Luke Lamperti wins stage 3 of the Giro Next Gen.
Luke Lamperti (all the way over on the left) won stage 3 of the Giro Next Gen. Photo: LaPresse

Those who follow the criterium scene will be familiar with multi-time US National Criterium Champion Luke Lamperti, but the wider world will get its chance to see him racing at the highest level in 2024 with Soudal-QuickStep. That seems like a good place for the American from Sebastopol, California, to take the next step.

Lamperti, who turns 21 at the end of next month, has a big engine and a fast kick, and he knows how to race in a bunch. That toolset makes him a solid Classics prospect, and there are few teams more focused on the spring one-days than the one he’ll be joining. Thus far in his career, Lamperti has shown quite a knack for winning lower-level events, and even if he remains largely unproven against top talent, there’s something to be said for knowing what it takes to cross a finish line first.

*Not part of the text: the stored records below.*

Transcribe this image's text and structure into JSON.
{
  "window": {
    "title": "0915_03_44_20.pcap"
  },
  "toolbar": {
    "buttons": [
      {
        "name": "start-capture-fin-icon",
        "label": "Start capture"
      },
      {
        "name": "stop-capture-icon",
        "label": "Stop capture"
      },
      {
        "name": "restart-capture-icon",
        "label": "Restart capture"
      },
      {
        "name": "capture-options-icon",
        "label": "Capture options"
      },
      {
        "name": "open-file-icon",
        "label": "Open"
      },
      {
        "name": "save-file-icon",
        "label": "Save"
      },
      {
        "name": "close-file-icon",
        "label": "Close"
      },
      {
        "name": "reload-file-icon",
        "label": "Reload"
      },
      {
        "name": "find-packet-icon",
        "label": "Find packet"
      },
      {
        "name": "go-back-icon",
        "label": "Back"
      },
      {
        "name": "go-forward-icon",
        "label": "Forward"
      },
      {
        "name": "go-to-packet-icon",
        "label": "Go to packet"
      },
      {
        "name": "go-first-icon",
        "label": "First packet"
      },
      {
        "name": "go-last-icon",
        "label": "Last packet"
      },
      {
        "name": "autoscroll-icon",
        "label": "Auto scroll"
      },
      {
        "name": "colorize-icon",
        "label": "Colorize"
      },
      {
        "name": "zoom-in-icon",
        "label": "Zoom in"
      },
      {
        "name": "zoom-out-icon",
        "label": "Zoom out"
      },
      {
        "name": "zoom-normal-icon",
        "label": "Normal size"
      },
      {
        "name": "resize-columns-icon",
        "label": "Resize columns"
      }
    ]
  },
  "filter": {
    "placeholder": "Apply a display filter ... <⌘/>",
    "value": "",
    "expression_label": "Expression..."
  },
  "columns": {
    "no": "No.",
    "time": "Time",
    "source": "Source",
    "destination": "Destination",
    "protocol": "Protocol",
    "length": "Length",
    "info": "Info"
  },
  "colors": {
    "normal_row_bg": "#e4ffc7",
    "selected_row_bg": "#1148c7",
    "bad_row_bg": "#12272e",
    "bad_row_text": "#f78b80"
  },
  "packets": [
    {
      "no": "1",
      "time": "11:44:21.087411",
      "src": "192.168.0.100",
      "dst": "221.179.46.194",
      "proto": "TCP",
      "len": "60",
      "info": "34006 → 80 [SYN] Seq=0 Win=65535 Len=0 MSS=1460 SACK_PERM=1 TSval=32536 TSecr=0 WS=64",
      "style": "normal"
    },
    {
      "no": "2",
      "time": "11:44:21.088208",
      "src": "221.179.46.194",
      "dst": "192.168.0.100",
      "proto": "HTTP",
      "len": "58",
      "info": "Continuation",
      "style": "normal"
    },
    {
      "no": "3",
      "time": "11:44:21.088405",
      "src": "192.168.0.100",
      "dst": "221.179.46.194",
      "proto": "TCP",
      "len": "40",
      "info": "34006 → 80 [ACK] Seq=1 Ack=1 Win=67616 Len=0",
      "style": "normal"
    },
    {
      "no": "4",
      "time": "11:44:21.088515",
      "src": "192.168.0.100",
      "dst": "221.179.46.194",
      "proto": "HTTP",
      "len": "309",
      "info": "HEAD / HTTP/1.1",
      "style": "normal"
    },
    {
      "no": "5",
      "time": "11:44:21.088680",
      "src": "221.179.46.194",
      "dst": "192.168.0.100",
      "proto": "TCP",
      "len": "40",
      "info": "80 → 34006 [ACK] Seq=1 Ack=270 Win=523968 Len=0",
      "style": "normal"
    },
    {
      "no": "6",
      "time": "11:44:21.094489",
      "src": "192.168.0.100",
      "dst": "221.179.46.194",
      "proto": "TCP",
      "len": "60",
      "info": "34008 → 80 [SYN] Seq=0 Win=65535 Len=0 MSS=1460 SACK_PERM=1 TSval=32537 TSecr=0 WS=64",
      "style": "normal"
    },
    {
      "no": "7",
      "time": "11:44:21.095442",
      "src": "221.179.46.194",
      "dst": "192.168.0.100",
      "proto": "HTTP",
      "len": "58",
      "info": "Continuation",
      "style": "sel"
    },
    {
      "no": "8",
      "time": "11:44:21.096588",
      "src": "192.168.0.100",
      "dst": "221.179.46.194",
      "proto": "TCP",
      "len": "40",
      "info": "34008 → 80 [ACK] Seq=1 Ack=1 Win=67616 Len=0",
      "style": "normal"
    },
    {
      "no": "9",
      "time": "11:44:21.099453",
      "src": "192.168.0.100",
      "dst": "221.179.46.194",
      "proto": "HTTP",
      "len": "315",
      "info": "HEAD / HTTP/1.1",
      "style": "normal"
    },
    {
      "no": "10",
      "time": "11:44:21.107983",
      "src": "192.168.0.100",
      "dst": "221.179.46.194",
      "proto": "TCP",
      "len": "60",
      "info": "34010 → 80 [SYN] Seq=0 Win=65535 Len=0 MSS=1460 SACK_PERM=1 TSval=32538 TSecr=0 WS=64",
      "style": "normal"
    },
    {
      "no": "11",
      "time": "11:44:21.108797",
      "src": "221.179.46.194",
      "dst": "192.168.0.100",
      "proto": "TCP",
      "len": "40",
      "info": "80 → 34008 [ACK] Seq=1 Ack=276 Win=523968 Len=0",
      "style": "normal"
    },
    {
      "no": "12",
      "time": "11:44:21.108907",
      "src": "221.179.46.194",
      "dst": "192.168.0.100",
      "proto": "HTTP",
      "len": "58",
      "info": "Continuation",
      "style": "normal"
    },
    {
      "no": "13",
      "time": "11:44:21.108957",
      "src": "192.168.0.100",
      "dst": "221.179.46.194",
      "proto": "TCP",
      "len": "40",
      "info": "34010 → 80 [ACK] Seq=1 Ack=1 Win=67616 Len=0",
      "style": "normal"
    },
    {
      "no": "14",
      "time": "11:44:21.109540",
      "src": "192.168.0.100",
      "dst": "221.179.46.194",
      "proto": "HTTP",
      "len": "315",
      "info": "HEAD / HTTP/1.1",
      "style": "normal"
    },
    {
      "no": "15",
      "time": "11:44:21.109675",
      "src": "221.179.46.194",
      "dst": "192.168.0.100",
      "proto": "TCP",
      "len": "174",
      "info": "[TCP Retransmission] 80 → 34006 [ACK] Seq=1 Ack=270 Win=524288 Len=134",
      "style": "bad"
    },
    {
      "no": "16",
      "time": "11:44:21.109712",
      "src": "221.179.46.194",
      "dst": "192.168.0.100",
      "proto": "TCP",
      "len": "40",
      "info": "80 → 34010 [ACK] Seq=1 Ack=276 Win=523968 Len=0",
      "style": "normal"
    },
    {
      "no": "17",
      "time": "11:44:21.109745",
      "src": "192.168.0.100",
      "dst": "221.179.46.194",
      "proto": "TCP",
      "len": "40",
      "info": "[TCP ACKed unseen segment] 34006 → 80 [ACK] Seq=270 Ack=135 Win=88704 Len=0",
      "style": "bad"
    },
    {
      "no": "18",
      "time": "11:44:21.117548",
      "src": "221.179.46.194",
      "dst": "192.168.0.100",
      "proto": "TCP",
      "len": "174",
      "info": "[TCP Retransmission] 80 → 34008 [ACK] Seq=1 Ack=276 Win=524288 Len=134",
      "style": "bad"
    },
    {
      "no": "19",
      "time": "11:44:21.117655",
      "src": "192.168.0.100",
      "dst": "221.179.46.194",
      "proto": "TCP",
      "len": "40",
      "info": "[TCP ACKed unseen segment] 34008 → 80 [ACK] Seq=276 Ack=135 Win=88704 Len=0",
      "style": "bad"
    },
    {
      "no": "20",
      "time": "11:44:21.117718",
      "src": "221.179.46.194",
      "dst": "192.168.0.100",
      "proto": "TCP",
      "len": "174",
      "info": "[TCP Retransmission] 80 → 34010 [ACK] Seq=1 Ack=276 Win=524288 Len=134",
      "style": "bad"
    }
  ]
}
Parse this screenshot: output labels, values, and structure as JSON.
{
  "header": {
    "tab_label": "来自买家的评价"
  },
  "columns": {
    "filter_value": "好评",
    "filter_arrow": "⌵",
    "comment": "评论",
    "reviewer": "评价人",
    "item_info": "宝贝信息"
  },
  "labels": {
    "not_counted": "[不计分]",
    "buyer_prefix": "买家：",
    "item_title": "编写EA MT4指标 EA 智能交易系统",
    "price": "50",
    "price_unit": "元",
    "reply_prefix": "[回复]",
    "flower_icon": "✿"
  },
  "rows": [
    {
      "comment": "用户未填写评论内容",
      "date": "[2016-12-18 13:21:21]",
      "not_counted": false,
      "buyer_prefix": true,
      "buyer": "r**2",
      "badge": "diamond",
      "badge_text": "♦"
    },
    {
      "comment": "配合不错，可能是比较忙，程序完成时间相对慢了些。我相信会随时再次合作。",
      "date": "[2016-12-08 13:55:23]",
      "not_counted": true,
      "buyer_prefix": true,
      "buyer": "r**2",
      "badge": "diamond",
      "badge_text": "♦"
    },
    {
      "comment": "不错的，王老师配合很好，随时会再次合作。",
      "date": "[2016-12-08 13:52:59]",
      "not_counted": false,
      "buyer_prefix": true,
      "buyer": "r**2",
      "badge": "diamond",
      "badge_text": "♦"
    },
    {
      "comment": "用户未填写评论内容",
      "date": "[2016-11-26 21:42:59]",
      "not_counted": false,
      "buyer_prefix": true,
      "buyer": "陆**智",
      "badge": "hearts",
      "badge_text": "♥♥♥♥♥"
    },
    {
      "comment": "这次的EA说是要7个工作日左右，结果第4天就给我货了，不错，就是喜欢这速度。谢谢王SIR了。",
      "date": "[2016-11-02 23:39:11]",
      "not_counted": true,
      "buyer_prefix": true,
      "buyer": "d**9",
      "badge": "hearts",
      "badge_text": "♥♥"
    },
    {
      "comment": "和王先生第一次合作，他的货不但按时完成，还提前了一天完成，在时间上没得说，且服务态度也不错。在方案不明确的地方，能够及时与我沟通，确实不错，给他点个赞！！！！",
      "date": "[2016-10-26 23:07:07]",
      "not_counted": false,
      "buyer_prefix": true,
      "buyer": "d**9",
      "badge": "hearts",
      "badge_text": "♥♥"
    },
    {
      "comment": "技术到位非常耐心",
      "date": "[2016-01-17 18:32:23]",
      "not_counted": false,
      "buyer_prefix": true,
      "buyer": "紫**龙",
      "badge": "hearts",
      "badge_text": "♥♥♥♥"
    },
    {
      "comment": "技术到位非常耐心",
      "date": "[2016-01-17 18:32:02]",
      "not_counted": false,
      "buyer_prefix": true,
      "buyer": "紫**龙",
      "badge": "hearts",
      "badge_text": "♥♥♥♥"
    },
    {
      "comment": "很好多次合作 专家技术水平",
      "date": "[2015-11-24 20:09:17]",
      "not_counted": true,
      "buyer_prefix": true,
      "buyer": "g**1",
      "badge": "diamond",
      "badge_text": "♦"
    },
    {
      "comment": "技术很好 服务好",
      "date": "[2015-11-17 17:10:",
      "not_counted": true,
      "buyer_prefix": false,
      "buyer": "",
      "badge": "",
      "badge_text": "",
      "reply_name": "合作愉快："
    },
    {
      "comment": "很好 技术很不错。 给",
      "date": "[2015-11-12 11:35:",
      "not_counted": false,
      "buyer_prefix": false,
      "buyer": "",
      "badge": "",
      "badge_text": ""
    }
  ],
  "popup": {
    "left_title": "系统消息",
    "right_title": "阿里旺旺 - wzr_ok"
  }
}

Lamperti raced with the Trinity Continental team the past three seasons as he has focused on his development, and that has meant plenty of time spent racing in Europe. That’s a crucial building block for any young pro and one that can sometimes stand in the way of American prospects transitioning to a different (read: harder) racing scene than what they’re used to back home. In other words, Lamperti should be better prepared than some who step up from the Continental ranks into the WorldTour, and given significant turnover at Soudal and the departure of a solid chunk of its sprint and classics core, it’s possible that we’ll see him getting a few opportunities even in 2024.

Honorable mentions

We decided on the aforementioned five names as our headliners here, but just in case you’re looking for more under-the-radar talents, we’d love to take credit for having them on our radar if they turn into the stars of tomorrow. Our list of honorable mentions includes Casper van Uden of DSM-Firmenich, Mathias Vaček of Lidl-Trek, Kévin Vaquelin of Arkéa-Samsic, and Laurence Pithie of Groupama-FDJ.